Neo4j

andres_tellog · ‎09-20-2021

Dear community, I want to ask for your help to understand something.
I am using the function apoc.path.subgraphAll to get the subgraph containing 2 hops from the source node in any direction and with any relationship type. This function has the parameter bfs to select the way to traverse the graph, Breadth or Depth first search. I assumed the results would be the same with any of those parameters, just the calculation time would be different. However using BFS I get more results than using DFS, is that correct? Do am I doing something wrong?

Here is my code:

MATCH (concept:Concept) 
WHERE concept.id in ['/c/en/sweeping']  
CALL apoc.path.subgraphAll(concept, { 
    relationshipFilter: null, 
    minLevel: 0, 
    maxLevel: 2, 
    bfs: true }) 
YIELD nodes, relationships 
RETURN nodes, relationships;

I attach some images so you can see the difference in the results

I would really appreciate your help.

Best regards,
Andrés

andrew_bowman · ‎09-24-2021

Hi Andres, but unfortunately this is not true: "At the end the same set of nodes will be visited in both cases."

The reason for this is that we're using NODE_GLOBAL uniqueness in the procedure, meaning that once a node has been visited once, it won't be visited again. This is useful when we want to prevent redundant processing/visiting of the same nodes, but it will conflict with DFS expansion.

When we use BFS, we encounter nodes at the earliest possible point we could possibly encounter them. Meaning that if some connected node (let's call it x) is reachable at both 1 and 2 hops from your starting node, BFS will encounter node x at the first hop, and then it can look beyond it to connected nodes at the second hop. Because of NODE_GLOBAL uniqueness, even though node x is ALSO reachable at 2 hops, that path won't be processed. But it doesn't need to be. The proc is meant to find reachable nodes, it doesn't need to know or process all possible paths to them. Once those reachable nodes are found, only then does it find all relationships between those nodes.

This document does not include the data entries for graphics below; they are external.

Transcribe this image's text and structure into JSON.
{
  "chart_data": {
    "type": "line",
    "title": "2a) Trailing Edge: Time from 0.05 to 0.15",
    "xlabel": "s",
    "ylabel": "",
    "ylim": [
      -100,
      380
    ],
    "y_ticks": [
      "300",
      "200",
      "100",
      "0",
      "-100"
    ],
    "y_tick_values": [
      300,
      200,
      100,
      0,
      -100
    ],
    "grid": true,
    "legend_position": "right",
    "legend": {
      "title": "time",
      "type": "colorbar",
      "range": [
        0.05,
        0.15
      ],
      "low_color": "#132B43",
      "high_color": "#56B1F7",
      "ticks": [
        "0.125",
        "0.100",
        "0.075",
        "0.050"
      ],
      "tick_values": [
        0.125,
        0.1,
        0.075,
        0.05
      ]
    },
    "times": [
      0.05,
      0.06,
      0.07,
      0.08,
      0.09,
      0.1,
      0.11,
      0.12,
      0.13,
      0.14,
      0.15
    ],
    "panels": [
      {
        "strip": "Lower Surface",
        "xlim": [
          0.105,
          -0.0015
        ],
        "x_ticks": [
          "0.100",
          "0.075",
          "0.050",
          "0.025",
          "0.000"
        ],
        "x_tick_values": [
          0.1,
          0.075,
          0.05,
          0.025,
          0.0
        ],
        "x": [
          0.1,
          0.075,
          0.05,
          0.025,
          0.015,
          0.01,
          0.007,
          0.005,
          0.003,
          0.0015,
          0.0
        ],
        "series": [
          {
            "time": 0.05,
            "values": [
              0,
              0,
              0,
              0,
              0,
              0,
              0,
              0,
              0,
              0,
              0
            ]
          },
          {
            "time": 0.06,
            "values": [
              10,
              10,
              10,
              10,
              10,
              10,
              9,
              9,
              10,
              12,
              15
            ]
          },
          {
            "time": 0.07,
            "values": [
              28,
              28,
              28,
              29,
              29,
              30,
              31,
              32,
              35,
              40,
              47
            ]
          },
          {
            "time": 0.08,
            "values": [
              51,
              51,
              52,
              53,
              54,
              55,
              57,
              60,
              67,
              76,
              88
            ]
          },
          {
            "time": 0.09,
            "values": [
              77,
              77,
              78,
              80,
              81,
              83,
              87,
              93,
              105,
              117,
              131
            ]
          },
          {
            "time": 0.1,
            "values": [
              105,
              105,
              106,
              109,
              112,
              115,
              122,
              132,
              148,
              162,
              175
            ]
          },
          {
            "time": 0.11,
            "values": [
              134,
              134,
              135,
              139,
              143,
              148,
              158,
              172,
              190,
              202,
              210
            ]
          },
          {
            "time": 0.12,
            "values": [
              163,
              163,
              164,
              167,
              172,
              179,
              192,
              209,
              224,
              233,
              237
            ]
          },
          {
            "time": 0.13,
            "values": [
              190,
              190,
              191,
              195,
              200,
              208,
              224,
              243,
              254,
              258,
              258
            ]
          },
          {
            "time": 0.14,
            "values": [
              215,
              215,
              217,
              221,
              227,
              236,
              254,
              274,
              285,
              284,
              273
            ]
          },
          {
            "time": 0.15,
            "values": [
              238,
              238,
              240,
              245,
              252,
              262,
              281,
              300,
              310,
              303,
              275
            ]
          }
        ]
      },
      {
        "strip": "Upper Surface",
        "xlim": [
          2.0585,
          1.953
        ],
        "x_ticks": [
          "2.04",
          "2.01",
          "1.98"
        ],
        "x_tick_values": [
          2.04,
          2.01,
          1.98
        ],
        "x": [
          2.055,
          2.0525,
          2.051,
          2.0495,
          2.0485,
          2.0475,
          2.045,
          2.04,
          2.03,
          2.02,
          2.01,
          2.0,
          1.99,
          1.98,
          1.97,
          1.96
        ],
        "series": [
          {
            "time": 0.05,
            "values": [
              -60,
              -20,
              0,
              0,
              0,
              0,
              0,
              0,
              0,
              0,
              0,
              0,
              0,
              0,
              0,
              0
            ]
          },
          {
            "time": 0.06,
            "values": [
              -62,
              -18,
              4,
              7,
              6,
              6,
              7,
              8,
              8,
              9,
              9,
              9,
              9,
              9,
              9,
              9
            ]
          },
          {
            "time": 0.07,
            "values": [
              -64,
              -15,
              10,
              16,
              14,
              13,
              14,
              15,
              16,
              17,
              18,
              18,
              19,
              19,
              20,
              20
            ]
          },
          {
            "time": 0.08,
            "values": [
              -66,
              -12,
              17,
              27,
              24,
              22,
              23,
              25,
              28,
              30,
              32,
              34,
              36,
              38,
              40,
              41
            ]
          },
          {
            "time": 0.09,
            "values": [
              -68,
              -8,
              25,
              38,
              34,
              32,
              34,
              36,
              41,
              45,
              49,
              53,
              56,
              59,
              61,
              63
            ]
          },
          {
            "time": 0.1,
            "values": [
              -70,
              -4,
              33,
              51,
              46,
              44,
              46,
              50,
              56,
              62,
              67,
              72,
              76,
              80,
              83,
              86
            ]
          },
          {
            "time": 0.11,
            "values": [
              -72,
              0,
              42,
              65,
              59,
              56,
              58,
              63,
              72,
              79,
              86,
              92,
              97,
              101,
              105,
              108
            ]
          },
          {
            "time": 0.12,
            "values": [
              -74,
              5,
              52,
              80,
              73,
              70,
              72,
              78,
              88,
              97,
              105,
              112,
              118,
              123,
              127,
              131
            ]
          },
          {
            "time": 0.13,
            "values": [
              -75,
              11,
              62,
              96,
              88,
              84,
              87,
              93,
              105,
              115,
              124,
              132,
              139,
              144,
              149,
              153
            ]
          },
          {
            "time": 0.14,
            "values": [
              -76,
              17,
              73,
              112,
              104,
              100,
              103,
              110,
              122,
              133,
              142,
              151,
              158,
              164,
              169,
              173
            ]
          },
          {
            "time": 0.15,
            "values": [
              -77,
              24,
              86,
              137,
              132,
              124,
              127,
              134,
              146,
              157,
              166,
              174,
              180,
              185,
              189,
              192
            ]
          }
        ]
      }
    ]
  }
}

But if you're using DFS, it might (by chance) expand the path where node x is encountered at 2 hops away first. When it eventually gets to the path where it would have encountered node x at 1 hop away, it will not process that path, because node x has already been visited. This means that although there are additional nodes at 2-hop distance from the starting node (and 1 hop from node x) they will not be visited because node x was first visited at a 2-hop distance, and your proc is configured with a maxLevel of 2.

So the order of expansion/visitation matters in DFS. If something changes in the planner such that a different order of expansion occurs, then your results could differ. It's best to use BFS for more reliable and deterministic results.

View solution in original post

ameyasoft · ‎09-21-2021

Check this link for nicer explanation.
https://www.techiedelight.com/depth-first-search-dfs-vs-breadth-first-search-bfs/

andres_tellog · ‎09-22-2021

@ameyasoft, thank you very much for your reply. Nice explanation indeed. However, my question is why the same function apoc.path.subgraphAll running over the same data give different results just by changing the way I traverse the graph?

Shouldn't both DFS and BFS give the same results (same nodes and relationships) starting from a particular node up to 2 hops? Just the order of how the nodes in the subgraph are traversed is what changes. At the end the same set of nodes will be visited in both cases.

andrew_bowman · ‎09-24-2021

Hi Andres, but unfortunately this is not true: "At the end the same set of nodes will be visited in both cases."

The reason for this is that we're using NODE_GLOBAL uniqueness in the procedure, meaning that once a node has been visited once, it won't be visited again. This is useful when we want to prevent redundant processing/visiting of the same nodes, but it will conflict with DFS expansion.

When we use BFS, we encounter nodes at the earliest possible point we could possibly encounter them. Meaning that if some connected node (let's call it x) is reachable at both 1 and 2 hops from your starting node, BFS will encounter node x at the first hop, and then it can look beyond it to connected nodes at the second hop. Because of NODE_GLOBAL uniqueness, even though node x is ALSO reachable at 2 hops, that path won't be processed. But it doesn't need to be. The proc is meant to find reachable nodes, it doesn't need to know or process all possible paths to them. Once those reachable nodes are found, only then does it find all relationships between those nodes.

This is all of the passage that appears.